Plywanie - z pradem, nie trzeba bylo ruszac rekami, dla mnie bomba

5:40 bodajze poplynalem
Rower - wystartowalem w polowie stawki (rolling) i to byl blad. Trasa rowerowa bardzo waska, przez co nie moglem dlugo wyprzedzac i czulem, ze marnuje potencjal

ostatecznie srednia 37/h. Rower blisko 25km na 1/8, chyba co by nie bylo zbyt szybko.
Bieg - duzo nawrotow, troche podbiegow, ogolnie fajna trasa. 4:04/km mi wyszlo.
Finalnie skonczylem na 17 miejscu open. Fajne zawody, dobra organizacja jak na ich druga impreze, ale trasa rowerowa niedopuszczalna. Na petle 12km puscili 400 osob w jednym momencie. To koniecznie do zmiany.
W tzw miedzy czasie zrobilem tez test FTP 20min na zwift w gornym chwycie. Wyszlo mi 323w, wiec FTP na poziomie 307 watow. Zadowlony jestem, zblizam sie do 4w/kg.
W ten weekend startuje w Sycowie, tradycyjnie na 1/8. Podjalem decyzje co do przyszlego sezonu - 24.10 polmaraton Walencja, w grudniu chcialbym pobiec maraton (widzialem, ze jest cos na Cyprze), no i chcialbym wystartowac na polowce w Dubaju. Nie zamierzam miec znow przerwy od wrzesnia do maja, bo zle to na mnie dziala.

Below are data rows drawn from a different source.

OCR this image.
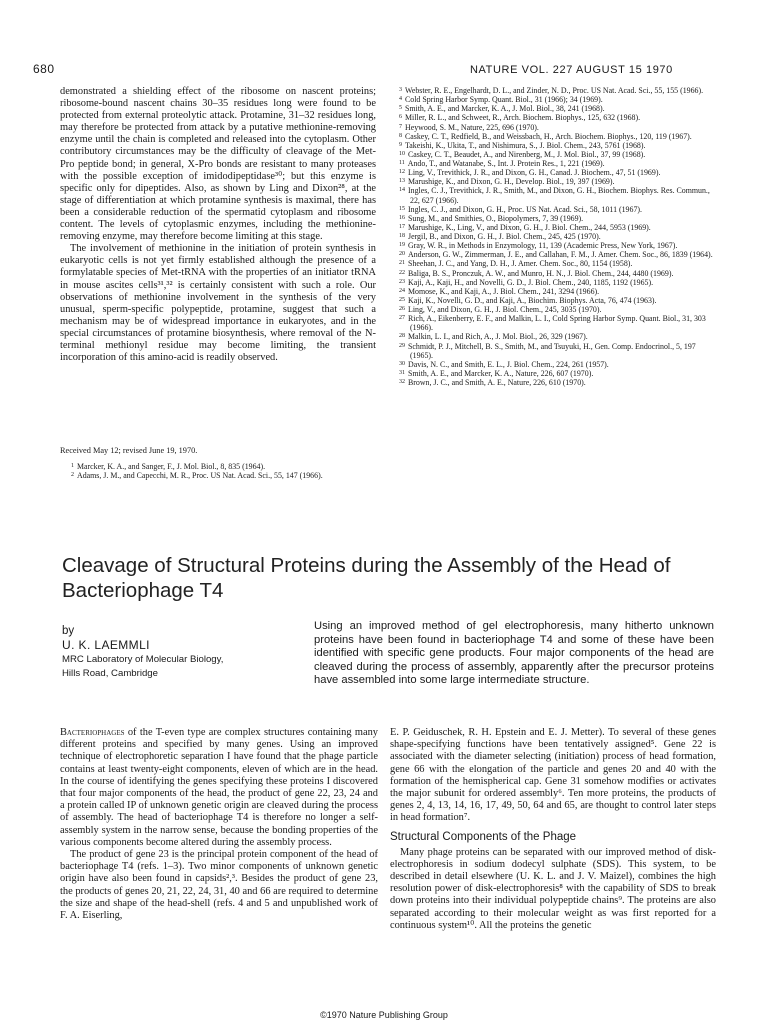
680	NATURE VOL. 227 AUGUST 15 1970

demonstrated a shielding effect of the ribosome on nascent proteins; ribosome-bound nascent chains 30–35 residues long were found to be protected from external proteolytic attack. Protamine, 31–32 residues long, may therefore be protected from attack by a putative methionine-removing enzyme until the chain is completed and released into the cytoplasm. Other contributory circumstances may be the difficulty of cleavage of the Met-Pro peptide bond; in general, X-Pro bonds are resistant to many proteases with the possible exception of imidodipeptidase³⁰; but this enzyme is specific only for dipeptides. Also, as shown by Ling and Dixon²⁸, at the stage of differentiation at which protamine synthesis is maximal, there has been a considerable reduction of the spermatid cytoplasm and ribosome content. The levels of cytoplasmic enzymes, including the methionine-removing enzyme, may therefore become limiting at this stage.

The involvement of methionine in the initiation of protein synthesis in eukaryotic cells is not yet firmly established although the presence of a formylatable species of Met-tRNA with the properties of an initiator tRNA in mouse ascites cells³¹,³² is certainly consistent with such a role. Our observations of methionine involvement in the synthesis of the very unusual, sperm-specific polypeptide, protamine, suggest that such a mechanism may be of widespread importance in eukaryotes, and in the special circumstances of protamine biosynthesis, where removal of the N-terminal methionyl residue may become limiting, the transient incorporation of this amino-acid is readily observed.

Received May 12; revised June 19, 1970.
$^1$ Marcker, K. A., and Sanger, F., J. Mol. Biol., 8, 835 (1964).
$^2$ Adams, J. M., and Capecchi, M. R., Proc. US Nat. Acad. Sci., 55, 147 (1966).
$^3$ Webster, R. E., Engelhardt, D. L., and Zinder, N. D., Proc. US Nat. Acad. Sci., 55, 155 (1966).
$^4$ Cold Spring Harbor Symp. Quant. Biol., 31 (1966); 34 (1969).
$^5$ Smith, A. E., and Marcker, K. A., J. Mol. Biol., 38, 241 (1968).
$^6$ Miller, R. L., and Schweet, R., Arch. Biochem. Biophys., 125, 632 (1968).
$^7$ Heywood, S. M., Nature, 225, 696 (1970).
$^8$ Caskey, C. T., Redfield, B., and Weissbach, H., Arch. Biochem. Biophys., 120, 119 (1967).
$^9$ Takeishi, K., Ukita, T., and Nishimura, S., J. Biol. Chem., 243, 5761 (1968).
$^{10}$ Caskey, C. T., Beaudet, A., and Nirenberg, M., J. Mol. Biol., 37, 99 (1968).
$^{11}$ Ando, T., and Watanabe, S., Int. J. Protein Res., 1, 221 (1969).
$^{12}$ Ling, V., Trevithick, J. R., and Dixon, G. H., Canad. J. Biochem., 47, 51 (1969).
$^{13}$ Marushige, K., and Dixon, G. H., Develop. Biol., 19, 397 (1969).
$^{14}$ Ingles, C. J., Trevithick, J. R., Smith, M., and Dixon, G. H., Biochem. Biophys. Res. Commun., 22, 627 (1966).
$^{15}$ Ingles, C. J., and Dixon, G. H., Proc. US Nat. Acad. Sci., 58, 1011 (1967).
$^{16}$ Sung, M., and Smithies, O., Biopolymers, 7, 39 (1969).
$^{17}$ Marushige, K., Ling, V., and Dixon, G. H., J. Biol. Chem., 244, 5953 (1969).
$^{18}$ Jergil, B., and Dixon, G. H., J. Biol. Chem., 245, 425 (1970).
$^{19}$ Gray, W. R., in Methods in Enzymology, 11, 139 (Academic Press, New York, 1967).
$^{20}$ Anderson, G. W., Zimmerman, J. E., and Callahan, F. M., J. Amer. Chem. Soc., 86, 1839 (1964).
$^{21}$ Sheehan, J. C., and Yang, D. H., J. Amer. Chem. Soc., 80, 1154 (1958).
$^{22}$ Baliga, B. S., Pronczuk, A. W., and Munro, H. N., J. Biol. Chem., 244, 4480 (1969).
$^{23}$ Kaji, A., Kaji, H., and Novelli, G. D., J. Biol. Chem., 240, 1185, 1192 (1965).
$^{24}$ Momose, K., and Kaji, A., J. Biol. Chem., 241, 3294 (1966).
$^{25}$ Kaji, K., Novelli, G. D., and Kaji, A., Biochim. Biophys. Acta, 76, 474 (1963).
$^{26}$ Ling, V., and Dixon, G. H., J. Biol. Chem., 245, 3035 (1970).
$^{27}$ Rich, A., Eikenberry, E. F., and Malkin, L. I., Cold Spring Harbor Symp. Quant. Biol., 31, 303 (1966).
$^{28}$ Malkin, L. I., and Rich, A., J. Mol. Biol., 26, 329 (1967).
$^{29}$ Schmidt, P. J., Mitchell, B. S., Smith, M., and Tsuyuki, H., Gen. Comp. Endocrinol., 5, 197 (1965).
$^{30}$ Davis, N. C., and Smith, E. L., J. Biol. Chem., 224, 261 (1957).
$^{31}$ Smith, A. E., and Marcker, K. A., Nature, 226, 607 (1970).
$^{32}$ Brown, J. C., and Smith, A. E., Nature, 226, 610 (1970).
Cleavage of Structural Proteins during the Assembly of the Head of Bacteriophage T4
by
U. K. LAEMMLI
MRC Laboratory of Molecular Biology,
Hills Road, Cambridge
Using an improved method of gel electrophoresis, many hitherto unknown proteins have been found in bacteriophage T4 and some of these have been identified with specific gene products. Four major components of the head are cleaved during the process of assembly, apparently after the precursor proteins have assembled into some large intermediate structure.

Bacteriophages of the T-even type are complex structures containing many different proteins and specified by many genes. Using an improved technique of electrophoretic separation I have found that the phage particle contains at least twenty-eight components, eleven of which are in the head. In the course of identifying the genes specifying these proteins I discovered that four major components of the head, the product of gene 22, 23, 24 and a protein called IP of unknown genetic origin are cleaved during the process of assembly. The head of bacteriophage T4 is therefore no longer a self-assembly system in the narrow sense, because the bonding properties of the various components become altered during the assembly process.

The product of gene 23 is the principal protein component of the head of bacteriophage T4 (refs. 1–3). Two minor components of unknown genetic origin have also been found in capsids²,³. Besides the product of gene 23, the products of genes 20, 21, 22, 24, 31, 40 and 66 are required to determine the size and shape of the head-shell (refs. 4 and 5 and unpublished work of F. A. Eiserling,

E. P. Geiduschek, R. H. Epstein and E. J. Metter). To several of these genes shape-specifying functions have been tentatively assigned⁵. Gene 22 is associated with the diameter selecting (initiation) process of head formation, gene 66 with the elongation of the particle and genes 20 and 40 with the formation of the hemispherical cap. Gene 31 somehow modifies or activates the major subunit for ordered assembly⁶. Ten more proteins, the products of genes 2, 4, 13, 14, 16, 17, 49, 50, 64 and 65, are thought to control later steps in head formation⁷.

Structural Components of the Phage

Many phage proteins can be separated with our improved method of disk-electrophoresis in sodium dodecyl sulphate (SDS). This system, to be described in detail elsewhere (U. K. L. and J. V. Maizel), combines the high resolution power of disk-electrophoresis⁸ with the capability of SDS to break down proteins into their individual polypeptide chains⁹. The proteins are also separated according to their molecular weight as was first reported for a continuous system¹⁰. All the proteins the genetic

©1970 Nature Publishing Group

Co do trenowania bez trenera i planu. Poki co trening na samopoczucie swietnie mi sie sprawdza. Duzy progres w stosunku do poczatku sezonu. Ochota i podejscie do treningow takze inne. Wywalilem wszystkie pomiary tetna, sztywne rozpiski, madre ksiazki i po prostu slucham organizmu. Dzis np czulem, ze jestem w stanie potrenowac mocno, wiec zrobilem 5x400 3:00/km na biezni. Jak czuje, ze mialem w dany dzien za duzo obowiazkow i jedyne co moge to wyjsc na truchtanie w tlenie to tak tez robie lub tez po prostu odpuszczam trening i ide spac, by nastepnego dnia zrobic mocniejszy.